If he’s constantly evading the question of how things are, he’s probably not very keen on taking the next step in the relationship.
10. He constantly mentions her name in conversations.
If we like someone, we can’t help mentioning his or her name in conversation all the time. It’s because we think of this person all the time.
If your partner constantly mentions the name of his ex in conversations, you can imagine how much he thinks of her and how much he misses her.
11. He still talks to her and meets with her without telling you.
Sometimes people stay friends with their ex, especially if they were good friends before they got together.
But if your partner spends time with his ex without even telling you, he’s not as honest in the relationship with you as he should be.
If he had no intentions to reunite with his ex and if he had a healthy relationship with you, he wouldn’t mind telling you about meeting his ex.
12. He is hot and cold for you.
It’s very easy to tell what someone feels for you when you watch their behaviour. If someone really likes you, their care for you and care for you are consistent.
But if someone is unsure about their feelings for you, this is reflected in the irregularity of their behaviour.
If he spends days without talking to you and then comes back and showered you with love, only to then disappear, he is not sure of his feelings for you and only keeps you warm as an alternative.
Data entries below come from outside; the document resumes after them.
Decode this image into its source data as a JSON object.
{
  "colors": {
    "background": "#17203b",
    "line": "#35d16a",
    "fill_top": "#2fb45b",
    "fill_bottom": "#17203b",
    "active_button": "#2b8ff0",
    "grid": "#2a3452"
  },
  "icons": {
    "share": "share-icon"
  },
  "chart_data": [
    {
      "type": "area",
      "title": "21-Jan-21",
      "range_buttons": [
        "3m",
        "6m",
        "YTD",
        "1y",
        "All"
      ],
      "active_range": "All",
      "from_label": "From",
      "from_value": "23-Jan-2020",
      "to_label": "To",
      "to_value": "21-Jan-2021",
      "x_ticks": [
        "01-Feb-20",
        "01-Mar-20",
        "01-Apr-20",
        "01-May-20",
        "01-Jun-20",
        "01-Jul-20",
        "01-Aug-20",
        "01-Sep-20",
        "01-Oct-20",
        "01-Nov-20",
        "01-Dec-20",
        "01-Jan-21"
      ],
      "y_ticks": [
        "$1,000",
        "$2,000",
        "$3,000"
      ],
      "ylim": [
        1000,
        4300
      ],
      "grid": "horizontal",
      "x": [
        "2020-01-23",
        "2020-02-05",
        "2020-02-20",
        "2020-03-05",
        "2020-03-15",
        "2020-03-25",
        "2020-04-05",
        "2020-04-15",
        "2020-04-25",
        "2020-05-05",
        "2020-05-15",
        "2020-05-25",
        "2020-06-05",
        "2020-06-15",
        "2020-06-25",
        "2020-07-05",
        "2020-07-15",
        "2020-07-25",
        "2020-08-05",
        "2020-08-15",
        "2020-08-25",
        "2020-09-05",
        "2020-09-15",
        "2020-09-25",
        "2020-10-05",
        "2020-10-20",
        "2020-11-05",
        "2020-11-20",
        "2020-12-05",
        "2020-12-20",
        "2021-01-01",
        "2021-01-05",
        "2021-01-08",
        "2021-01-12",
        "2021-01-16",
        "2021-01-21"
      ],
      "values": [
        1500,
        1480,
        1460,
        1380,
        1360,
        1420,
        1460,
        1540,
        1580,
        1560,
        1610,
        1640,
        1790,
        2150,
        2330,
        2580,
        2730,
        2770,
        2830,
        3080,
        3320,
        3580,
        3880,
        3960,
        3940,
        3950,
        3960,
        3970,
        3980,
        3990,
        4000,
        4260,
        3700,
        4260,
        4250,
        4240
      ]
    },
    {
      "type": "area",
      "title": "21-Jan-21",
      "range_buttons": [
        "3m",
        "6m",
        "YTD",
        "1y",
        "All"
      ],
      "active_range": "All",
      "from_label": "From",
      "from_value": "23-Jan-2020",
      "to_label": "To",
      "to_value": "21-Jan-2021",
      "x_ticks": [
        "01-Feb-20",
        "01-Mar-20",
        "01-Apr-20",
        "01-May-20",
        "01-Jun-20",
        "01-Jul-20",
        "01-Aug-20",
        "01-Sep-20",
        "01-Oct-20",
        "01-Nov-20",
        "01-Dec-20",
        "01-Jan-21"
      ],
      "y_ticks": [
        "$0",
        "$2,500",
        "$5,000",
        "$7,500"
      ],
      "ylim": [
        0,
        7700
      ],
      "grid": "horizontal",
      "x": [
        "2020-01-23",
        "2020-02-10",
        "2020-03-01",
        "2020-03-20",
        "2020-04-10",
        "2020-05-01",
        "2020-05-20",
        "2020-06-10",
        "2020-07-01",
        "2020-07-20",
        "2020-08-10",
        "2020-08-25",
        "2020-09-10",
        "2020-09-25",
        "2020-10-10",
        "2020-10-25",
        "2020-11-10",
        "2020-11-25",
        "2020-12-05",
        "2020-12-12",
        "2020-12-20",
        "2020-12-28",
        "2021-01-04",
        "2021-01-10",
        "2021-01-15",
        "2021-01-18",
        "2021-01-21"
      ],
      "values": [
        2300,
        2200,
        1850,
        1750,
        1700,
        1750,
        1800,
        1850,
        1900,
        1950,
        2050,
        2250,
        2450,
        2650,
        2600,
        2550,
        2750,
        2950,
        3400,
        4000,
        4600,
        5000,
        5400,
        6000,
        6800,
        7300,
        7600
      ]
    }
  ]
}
13. The separation was not his decision.
Separations are always difficult, even more so if they weren’t your decision. The one who ends up has trouble accepting that it’s over.
In his head, he is looking for a degree. He keeps asking himself: “What did I do wrong?”, “Why didn’t I see the signs that the end was coming?”, “What could I have done differently to save the relationship?”
If your partner is still struggling with these questions, he is definitely not yet over his ex and has to clear his emotions before he can move forward in a new relationship.